Walter just had this aura about him, in the same way Sir Alex Ferguson did at Manchester United.

I don’t think there is a player who played for him who wouldn’t have a good word to say about his man-management style and how he conducted himself. Of course, there would have been times when he was forced to make football decisions that made a player unhappy, but that’s the game and big decisions are made in any business or walk of life. It’s how Walter handled those situations that made sure the players respected him.

He was adored and respected and the big reason for this was his honesty. A lot of the time, it’s all a player wants from his manager.

When I moved up to Rangers towards the end of my career, it was obviously long after Walter had finished his second stint at the club. But he was around the training ground and I was fortunate to meet him and have a chat. I obviously didn’t know him, but when you were in his company he made you feel as though you did know him. He had this warm and welcoming nature and this has been echoed in the tributes this week by Steven Davis and David Healy.

Walter’s passing is a really sad loss for everyone at Rangers Football Club, but especially for people like long-serving kitman Jimmy Bell. I loved sitting beside Jimmy and hearing the stories of the old days when Graeme Souness was in charge, followed by Walter. They were brilliant tales.

Of course while Walter was a staunch Rangers man, he was able to bridge the Old Firm divide and that is evident in the number of touching tributes from across the city this week. He also played a masterstroke when he became Scotland manager in 2004 when he brought on Rangers hero Ally McCoist and Celtic legend Tommy Burns as his assistants.

Walter’s passing, though, is not just felt by Rangers and in Scotland, but the entire football community and I know how highly regarded he is by Everton fans after his spell at Goodison Park.

But Rangers was his club, his passion and where he achieved incredible success.

He is regarded as a Rangers icon, a legend and one of the club’s greatest ever managers.

But more importantly, he was just a great person who conducted himself in the correct manner.

Walter Smith guided and positively influenced so many players on their career paths and that should be his legacy along with all the trophies.

Kyle Lafferty can certainly vouch for that…


It wasn’t so long ago that there were only about 50 people watching the Northern Ireland women’s team.

Now they are packing out Seaview, but more importantly the team is an inspiration to the next generation of girls wanting to play international football.

They have given young girls hope, something to aspire to, and it’s great to see the women’s team has caught the imagination of the country. Young girls want to get outside and be active, take part and be like their new heroes.

Without even realising it, they are bridging a divide.

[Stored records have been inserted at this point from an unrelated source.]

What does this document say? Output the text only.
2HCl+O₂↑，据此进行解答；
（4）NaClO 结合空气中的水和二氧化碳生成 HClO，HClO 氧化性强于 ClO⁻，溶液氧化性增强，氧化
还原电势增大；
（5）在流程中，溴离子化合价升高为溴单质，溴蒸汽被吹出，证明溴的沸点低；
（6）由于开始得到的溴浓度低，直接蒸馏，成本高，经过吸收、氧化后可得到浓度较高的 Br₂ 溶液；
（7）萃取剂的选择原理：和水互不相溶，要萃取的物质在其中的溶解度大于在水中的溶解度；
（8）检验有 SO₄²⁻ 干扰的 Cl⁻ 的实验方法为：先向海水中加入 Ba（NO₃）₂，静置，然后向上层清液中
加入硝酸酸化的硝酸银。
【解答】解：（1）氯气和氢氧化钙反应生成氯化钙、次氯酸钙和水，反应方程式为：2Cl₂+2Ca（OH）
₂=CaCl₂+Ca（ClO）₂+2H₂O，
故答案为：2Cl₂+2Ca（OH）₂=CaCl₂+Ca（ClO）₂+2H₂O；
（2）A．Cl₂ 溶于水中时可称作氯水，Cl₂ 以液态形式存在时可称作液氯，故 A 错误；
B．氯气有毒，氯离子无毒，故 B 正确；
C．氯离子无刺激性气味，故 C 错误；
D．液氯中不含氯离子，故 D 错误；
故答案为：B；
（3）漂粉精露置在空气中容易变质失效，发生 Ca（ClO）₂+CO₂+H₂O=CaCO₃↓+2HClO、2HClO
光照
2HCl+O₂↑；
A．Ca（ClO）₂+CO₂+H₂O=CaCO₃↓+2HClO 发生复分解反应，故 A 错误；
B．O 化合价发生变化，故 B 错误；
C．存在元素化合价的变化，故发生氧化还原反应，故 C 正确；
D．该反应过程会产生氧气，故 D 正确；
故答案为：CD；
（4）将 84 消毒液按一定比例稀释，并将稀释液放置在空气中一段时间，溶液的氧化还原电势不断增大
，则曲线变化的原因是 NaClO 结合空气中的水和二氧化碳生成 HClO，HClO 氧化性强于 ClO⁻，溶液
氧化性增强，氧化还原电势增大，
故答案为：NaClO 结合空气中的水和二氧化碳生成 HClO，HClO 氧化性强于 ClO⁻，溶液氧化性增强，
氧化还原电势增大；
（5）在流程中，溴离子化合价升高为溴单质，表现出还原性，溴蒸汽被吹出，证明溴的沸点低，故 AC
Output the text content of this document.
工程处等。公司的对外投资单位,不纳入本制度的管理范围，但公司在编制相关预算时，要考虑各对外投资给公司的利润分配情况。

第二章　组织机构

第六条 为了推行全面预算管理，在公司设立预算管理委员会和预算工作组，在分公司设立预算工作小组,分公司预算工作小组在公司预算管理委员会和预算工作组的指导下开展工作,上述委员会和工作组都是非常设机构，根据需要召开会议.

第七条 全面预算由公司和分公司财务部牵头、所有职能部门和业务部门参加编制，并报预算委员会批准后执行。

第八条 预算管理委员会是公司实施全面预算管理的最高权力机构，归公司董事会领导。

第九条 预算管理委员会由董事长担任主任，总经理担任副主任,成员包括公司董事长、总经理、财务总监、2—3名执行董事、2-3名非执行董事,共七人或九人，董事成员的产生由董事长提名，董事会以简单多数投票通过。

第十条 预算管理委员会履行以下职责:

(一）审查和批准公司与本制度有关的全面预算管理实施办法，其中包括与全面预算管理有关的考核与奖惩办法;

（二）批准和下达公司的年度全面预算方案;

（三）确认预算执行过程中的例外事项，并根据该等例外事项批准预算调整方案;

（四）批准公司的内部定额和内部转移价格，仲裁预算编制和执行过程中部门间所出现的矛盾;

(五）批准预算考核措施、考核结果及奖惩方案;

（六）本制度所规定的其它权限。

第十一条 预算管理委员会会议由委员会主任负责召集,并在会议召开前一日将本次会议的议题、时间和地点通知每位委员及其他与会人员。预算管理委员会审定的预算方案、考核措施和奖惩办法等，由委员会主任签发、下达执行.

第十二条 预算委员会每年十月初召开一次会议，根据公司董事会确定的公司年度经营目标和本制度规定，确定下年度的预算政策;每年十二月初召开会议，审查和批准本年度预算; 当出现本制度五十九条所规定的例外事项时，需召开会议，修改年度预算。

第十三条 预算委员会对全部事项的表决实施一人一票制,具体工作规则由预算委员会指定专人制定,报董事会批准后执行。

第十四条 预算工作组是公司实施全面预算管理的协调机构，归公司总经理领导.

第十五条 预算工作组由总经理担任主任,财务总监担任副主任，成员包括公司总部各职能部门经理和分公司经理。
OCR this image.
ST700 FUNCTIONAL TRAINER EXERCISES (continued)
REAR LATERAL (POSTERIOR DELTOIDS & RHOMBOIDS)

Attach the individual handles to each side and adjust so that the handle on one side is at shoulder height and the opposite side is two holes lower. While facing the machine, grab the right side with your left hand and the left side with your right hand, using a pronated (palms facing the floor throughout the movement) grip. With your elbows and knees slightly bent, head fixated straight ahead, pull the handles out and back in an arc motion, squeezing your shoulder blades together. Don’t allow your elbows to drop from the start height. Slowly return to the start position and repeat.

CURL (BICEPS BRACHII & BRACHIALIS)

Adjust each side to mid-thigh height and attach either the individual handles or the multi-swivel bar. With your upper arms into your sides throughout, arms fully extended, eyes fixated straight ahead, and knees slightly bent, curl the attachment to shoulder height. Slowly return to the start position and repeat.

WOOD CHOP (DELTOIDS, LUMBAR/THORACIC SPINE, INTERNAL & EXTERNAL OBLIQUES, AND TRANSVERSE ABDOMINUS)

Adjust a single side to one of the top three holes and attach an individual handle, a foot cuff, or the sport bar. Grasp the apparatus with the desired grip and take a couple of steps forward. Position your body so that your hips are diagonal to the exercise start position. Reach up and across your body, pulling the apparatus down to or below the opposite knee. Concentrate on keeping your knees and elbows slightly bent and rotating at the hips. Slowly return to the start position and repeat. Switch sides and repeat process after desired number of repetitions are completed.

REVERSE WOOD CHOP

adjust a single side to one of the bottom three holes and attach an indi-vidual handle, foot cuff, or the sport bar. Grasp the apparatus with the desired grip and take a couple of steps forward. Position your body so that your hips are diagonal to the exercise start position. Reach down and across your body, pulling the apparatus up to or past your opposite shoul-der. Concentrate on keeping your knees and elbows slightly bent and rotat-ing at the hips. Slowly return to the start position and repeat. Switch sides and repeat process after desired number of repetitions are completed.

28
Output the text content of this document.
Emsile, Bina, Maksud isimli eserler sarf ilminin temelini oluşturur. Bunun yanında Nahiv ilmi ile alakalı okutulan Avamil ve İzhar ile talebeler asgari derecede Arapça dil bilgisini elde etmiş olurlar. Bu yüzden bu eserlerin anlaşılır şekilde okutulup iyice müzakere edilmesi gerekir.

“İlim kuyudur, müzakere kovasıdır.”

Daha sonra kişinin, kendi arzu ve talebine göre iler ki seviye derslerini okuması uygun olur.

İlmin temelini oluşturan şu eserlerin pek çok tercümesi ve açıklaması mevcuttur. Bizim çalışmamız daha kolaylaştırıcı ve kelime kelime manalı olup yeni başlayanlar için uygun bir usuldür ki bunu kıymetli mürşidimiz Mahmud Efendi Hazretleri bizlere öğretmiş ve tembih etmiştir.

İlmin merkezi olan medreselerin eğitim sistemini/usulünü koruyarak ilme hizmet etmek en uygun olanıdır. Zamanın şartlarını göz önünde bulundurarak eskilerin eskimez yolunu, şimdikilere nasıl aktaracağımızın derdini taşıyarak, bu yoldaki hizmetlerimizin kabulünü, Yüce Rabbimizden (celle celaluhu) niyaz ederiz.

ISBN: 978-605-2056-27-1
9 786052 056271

I heard so many powerful stories during the last week of kids who have grown up in nationalist areas getting tickets to the games, going with their clubs or families and really enjoying the occasion, so much so they now want to go to every home game.

That’s the power of sport.

It’s no coincidence that during the pandemic one of the first things the government wanted to get back, even without fans in attendance in stadiums, was football.

Sport gives people young and old an escape, something to enjoy and embrace.

It’s a great release and once you are hooked, that is you for life.

Kenny Shiels and his team deserve immense credit for how they have become a competitive force in the women’s game, qualified for their first ever Euros and are now a wonderful inspiration to the next generation of footballers in Northern Ireland.